1901 yılında Roma'da dünyaya gelen Enrico Fermi nükleer reaksiyonu başararak dünya çapında ün yaptı. Pisa ve Göttingen'de öğrenim gördükten sonra akademik kariyerini Leiden'de tamamladı. Floransa Üniversitesi'nde matematik dersleri verdi ve Roma'da teorik fizik profesörü oldu.
İkinci Dünya Savaşı patlak verince Yahudi eşi ve iki çocuğuyla birlikte bir müttefik denizaltısına binerek İtalyan faşistlerinden kaçtı ve AB'ye yerleşti. Nötron yardımıyla yapay radyoaktivite üretmedeki başarısı ona 1938 yılında Nobel Fizik Ödülü'nü kazandırdı.
Başardığı deneyin muhtemel sonuçlarını kestirebilmiş miydi?
Fermi nükleer reaktörün temelini atan çalışmalarının ardından atom bombası geliştirme programına katıldı. Chicago deneyinden iki buçuk yıl sonra Robert Oppenheimer ve isim yapmış diğer bilim adamlarıyla birlikte New Mexico çölünde tarihin ilk atom bombasını ateşlediğinde takvimler 16 Temmuz 1945'i gösteriyordu. Bu tarihin üzerinden üç hafta bile geçmeden Japonya'nın Hiroşima ve Nagazaki şehirlerine Amerikan atom bombaları yağdı.

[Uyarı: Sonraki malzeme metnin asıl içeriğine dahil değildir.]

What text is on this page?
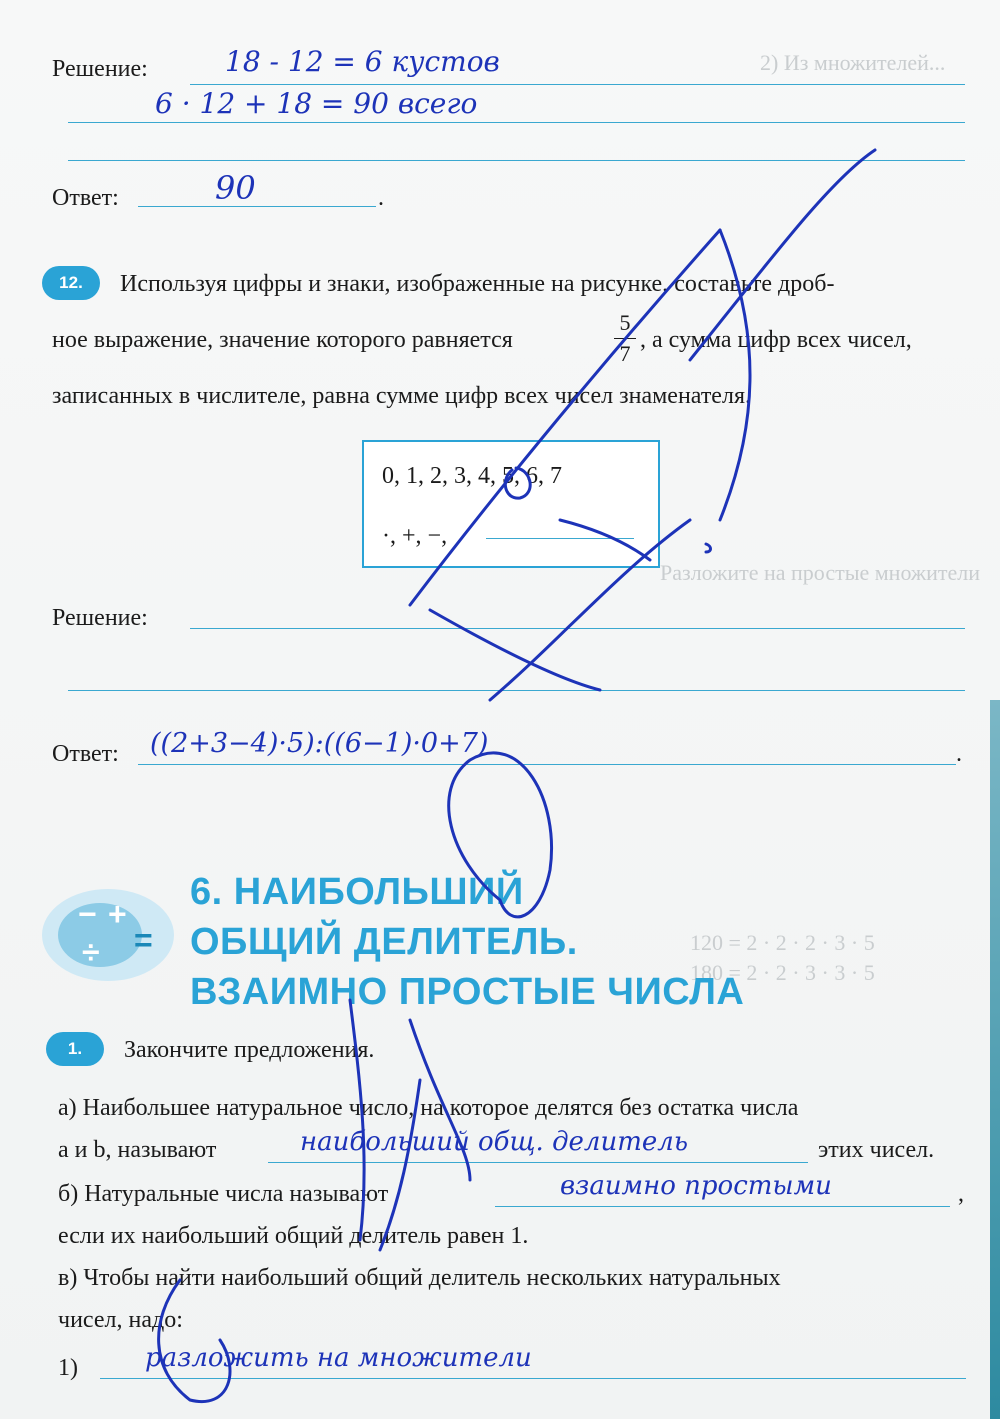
2) Из множителей...
Разложите на простые множители
120 = 2 · 2 · 2 · 3 · 5
180 = 2 · 2 · 3 · 3 · 5
Решение:	18 - 12 = 6 кустов
6 · 12 + 18 = 90 всего
Ответ:	90	.
12.	Используя цифры и знаки, изображенные на рисунке, составьте дроб-
ное выражение, значение которого равняется
5
7
, а сумма цифр всех чисел,
записанных в числителе, равна сумме цифр всех чисел знаменателя.
0, 1, 2, 3, 4, 5, 6, 7
·, +, −,
Решение:
Ответ: ((2+3−4)·5):((6−1)·0+7)	.
− +
÷ =
6. НАИБОЛЬШИЙ
ОБЩИЙ ДЕЛИТЕЛЬ.
ВЗАИМНО ПРОСТЫЕ ЧИСЛА
1.	Закончите предложения.
а) Наибольшее натуральное число, на которое делятся без остатка числа
a и b, называют	наибольший общ. делитель	этих чисел.
б) Натуральные числа называют	взаимно простыми	,
если их наибольший общий делитель равен 1.
в) Чтобы найти наибольший общий делитель нескольких натуральных
чисел, надо:
1)	разложить на множители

Chicago'daki küçük spor salonunda yapılan deneyin ne gibi sonuçlara yol açabileceğini herkes idrak etmişti.
Yüzlercesi dünya ülkelerinde faaliyet gösteren nükleer santraller fosil enerji hammaddelerine olan bağımlılığı azaltıyor. Ama bu enerji kaynağının ne büyük felaketlere yol açabileceği de Çernobil ve Fukuşima'da kendini gösterdi. 1970 yılında imzalanan nükleer silahların yayılmasını önleme anlaşmasının nükleer tehlikeyi önlemeye yetmediği Kuzey Kore örneğinde görüldü.
Büyük sezgi sahibi olmasıyla tanınan nükleer fizikçi Enrico Fermi attığı adımın ne gibi sonuçlar doğurabileceğinin bilincindeydi. Küçük devlet ve grupların ileride nükleer silah yapabileceklerini ilk atom bombası denemesinden önce söylemişti. Columbia Üniversitesi pencerelerinden Manhattan'a bakarken yumruklarını sıkıp yanındaki meslektaşına "Küçük bir bomba bütün burayı yerle bir edebilir” dediği aktarılır.